The party refused to take part in last November's vote mainly because of rules that would have forced it to expel imprisoned members. Suu Kyi was under house arrest at the time.
The Nobel peace prize winner, who has spent most of the last two decades in detention, was released a few days after the polls and now appears to be planning an entrance to the mainstream political process.
"On the whole I think the great majority of our people will go in for re-registration," 66-year-old Suu Kyi told the BBC on Thursday.
Asked if she was ready to run for office, she said her party would discuss on Friday "as to when we think it is the right time to enter parliament and why we think that time is right".
NLD spokesperson Nyan Win previously said that Suu Kyi was "likely" to participate in a coming by-election. It is not yet clear when the vote will be held, but more than 40 seats are available in parliament's two chambers.
Leading figures from the NLD travelled from across Myanmar for their meeting, which began on Friday morning at the party's headquarters in Yangon, according to an AFP correspondent at the venue.
"We will follow Aung San Suu Kyi's decision as we unconditionally believe in her. If she takes part in the coming by-election we have no objection at all," said Ba Swe, a party member from the Irrawaddy region, west of Yangon.

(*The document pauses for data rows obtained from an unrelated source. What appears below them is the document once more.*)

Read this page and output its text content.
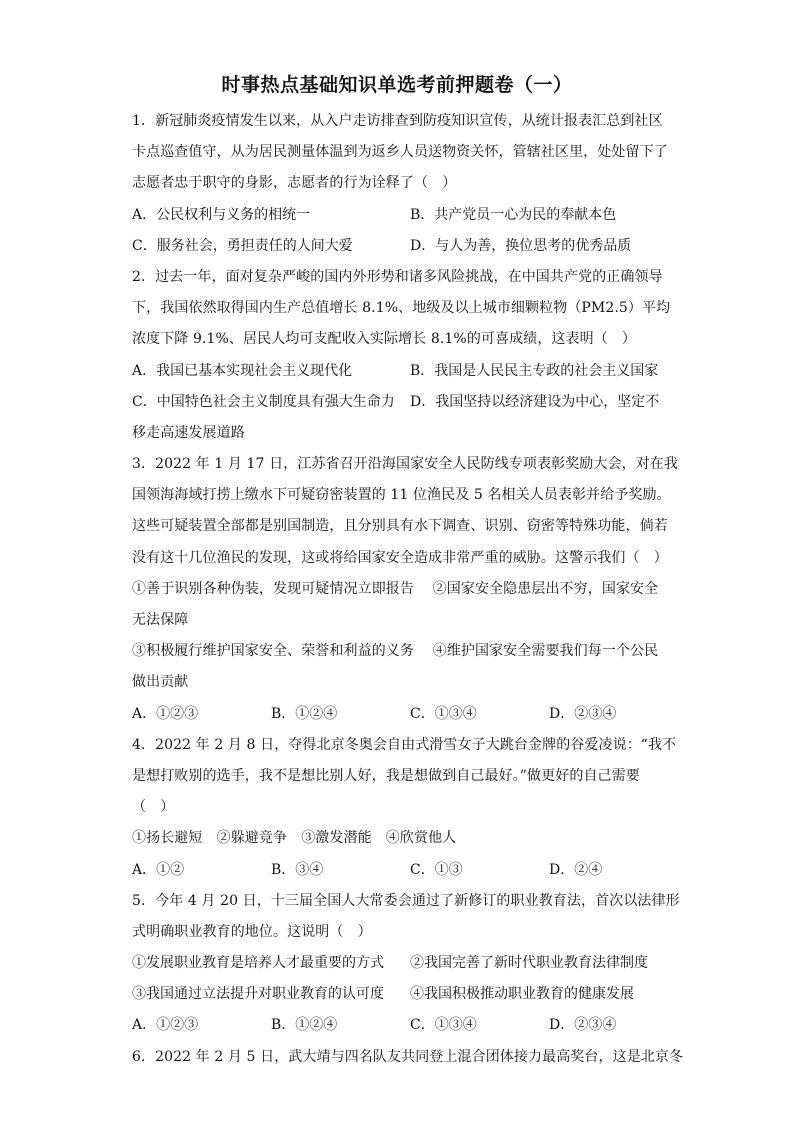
时事热点基础知识单选考前押题卷（一）
1．新冠肺炎疫情发生以来，从入户走访排查到防疫知识宣传，从统计报表汇总到社区
卡点巡查值守，从为居民测量体温到为返乡人员送物资关怀，管辖社区里，处处留下了
志愿者忠于职守的身影，志愿者的行为诠释了（　）
A．公民权利与义务的相统一	B．共产党员一心为民的奉献本色
C．服务社会，勇担责任的人间大爱	D．与人为善，换位思考的优秀品质
2．过去一年，面对复杂严峻的国内外形势和诸多风险挑战，在中国共产党的正确领导
下，我国依然取得国内生产总值增长 8.1%、地级及以上城市细颗粒物（PM2.5）平均
浓度下降 9.1%、居民人均可支配收入实际增长 8.1%的可喜成绩，这表明（　）
A．我国已基本实现社会主义现代化	B．我国是人民民主专政的社会主义国家
C．中国特色社会主义制度具有强大生命力	D．我国坚持以经济建设为中心，坚定不
移走高速发展道路
3．2022 年 1 月 17 日，江苏省召开沿海国家安全人民防线专项表彰奖励大会，对在我
国领海海域打捞上缴水下可疑窃密装置的 11 位渔民及 5 名相关人员表彰并给予奖励。
这些可疑装置全部都是别国制造，且分别具有水下调查、识别、窃密等特殊功能，倘若
没有这十几位渔民的发现，这或将给国家安全造成非常严重的威胁。这警示我们（　）
①善于识别各种伪装，发现可疑情况立即报告　 ②国家安全隐患层出不穷，国家安全
无法保障
③积极履行维护国家安全、荣誉和利益的义务　 ④维护国家安全需要我们每一个公民
做出贡献
A．①②③	B．①②④	C．①③④	D．②③④
4．2022 年 2 月 8 日，夺得北京冬奥会自由式滑雪女子大跳台金牌的谷爱凌说：“我不
是想打败别的选手，我不是想比别人好，我是想做到自己最好。”做更好的自己需要
（　）
①扬长避短　②躲避竞争　③激发潜能　④欣赏他人
A．①②	B．③④	C．①③	D．②④
5．今年 4 月 20 日，十三届全国人大常委会通过了新修订的职业教育法，首次以法律形
式明确职业教育的地位。这说明（　）
①发展职业教育是培养人才最重要的方式	②我国完善了新时代职业教育法律制度
③我国通过立法提升对职业教育的认可度	④我国积极推动职业教育的健康发展
A．①②③	B．①②④	C．①③④	D．②③④
6．2022 年 2 月 5 日，武大靖与四名队友共同登上混合团体接力最高奖台，这是北京冬
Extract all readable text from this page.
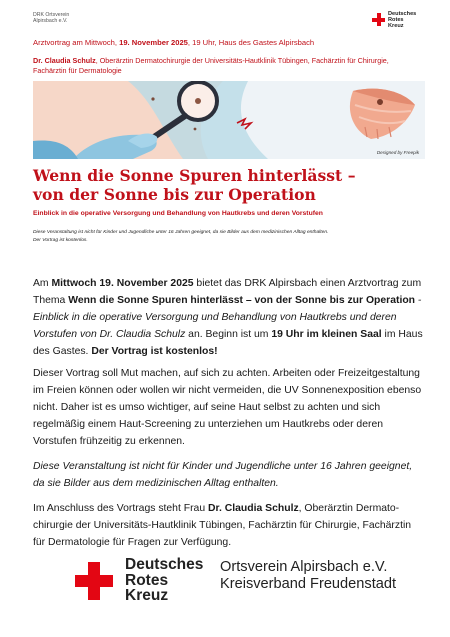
DRK Ortsverein
Alpirsbach e.V.
Deutsches
Rotes
Kreuz
Arztvortrag am Mittwoch, 19. November 2025, 19 Uhr, Haus des Gastes Alpirsbach
Dr. Claudia Schulz, Oberärztin Dermatochirurgie der Universitäts-Hautklinik Tübingen, Fachärztin für Chirurgie, Fachärztin für Dermatologie
Designed by Freepik
Wenn die Sonne Spuren hinterlässt –
von der Sonne bis zur Operation
Einblick in die operative Versorgung und Behandlung von Hautkrebs und deren Vorstufen
Diese Veranstaltung ist nicht für Kinder und Jugendliche unter 16 Jahren geeignet, da sie Bilder aus dem medizinischen Alltag enthalten.
Der Vortrag ist kostenlos.

Am Mittwoch 19. November 2025 bietet das DRK Alpirsbach einen Arztvortrag zum Thema Wenn die Sonne Spuren hinterlässt – von der Sonne bis zur Operation - Einblick in die operative Versorgung und Behandlung von Hautkrebs und deren Vorstufen von Dr. Claudia Schulz an. Beginn ist um 19 Uhr im kleinen Saal im Haus des Gastes. Der Vortrag ist kostenlos!

Dieser Vortrag soll Mut machen, auf sich zu achten. Arbeiten oder Freizeitgestaltung im Freien können oder wollen wir nicht vermeiden, die UV Sonnenexposition ebenso nicht. Daher ist es umso wichtiger, auf seine Haut selbst zu achten und sich regelmäßig einem Haut-Screening zu unterziehen um Hautkrebs oder deren Vorstufen frühzeitig zu erkennen.

Diese Veranstaltung ist nicht für Kinder und Jugendliche unter 16 Jahren geeignet, da sie Bilder aus dem medizinischen Alltag enthalten.

Im Anschluss des Vortrags steht Frau Dr. Claudia Schulz, Oberärztin Dermato-chirurgie der Universitäts-Hautklinik Tübingen, Fachärztin für Chirurgie, Fachärztin für Dermatologie für Fragen zur Verfügung.

Deutsches
Rotes
Kreuz
Ortsverein Alpirsbach e.V.
Kreisverband Freudenstadt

"Today, as far as I know, many central committee members will be in favour of re-registration."
On Thursday the NLD youth wing, comprising members aged under 35, released a statement in favour of re-registration.
Analysts say the return of the NLD would add to the legitimacy of the army-backed government, which is seeking to end its global isolation by loosening political shackles - but also increase the relevancy of the popular but long-excluded Suu Kyi.
The 2010 election, widely discredited by outside observers, brought the army's political proxies to power after decades of outright military rule, but the new government has surprised critics with a number of reformist moves.
It has held direct talks with Suu Kyi, freed some 200 dissidents from jail, frozen work on an unpopular mega-dam and passed a law giving workers the right to strike.
As a reward for its conciliatory moves, Myanmar has won Southeast Asia's backing to chair the region's bloc in 2014, despite the US warning that the move was premature.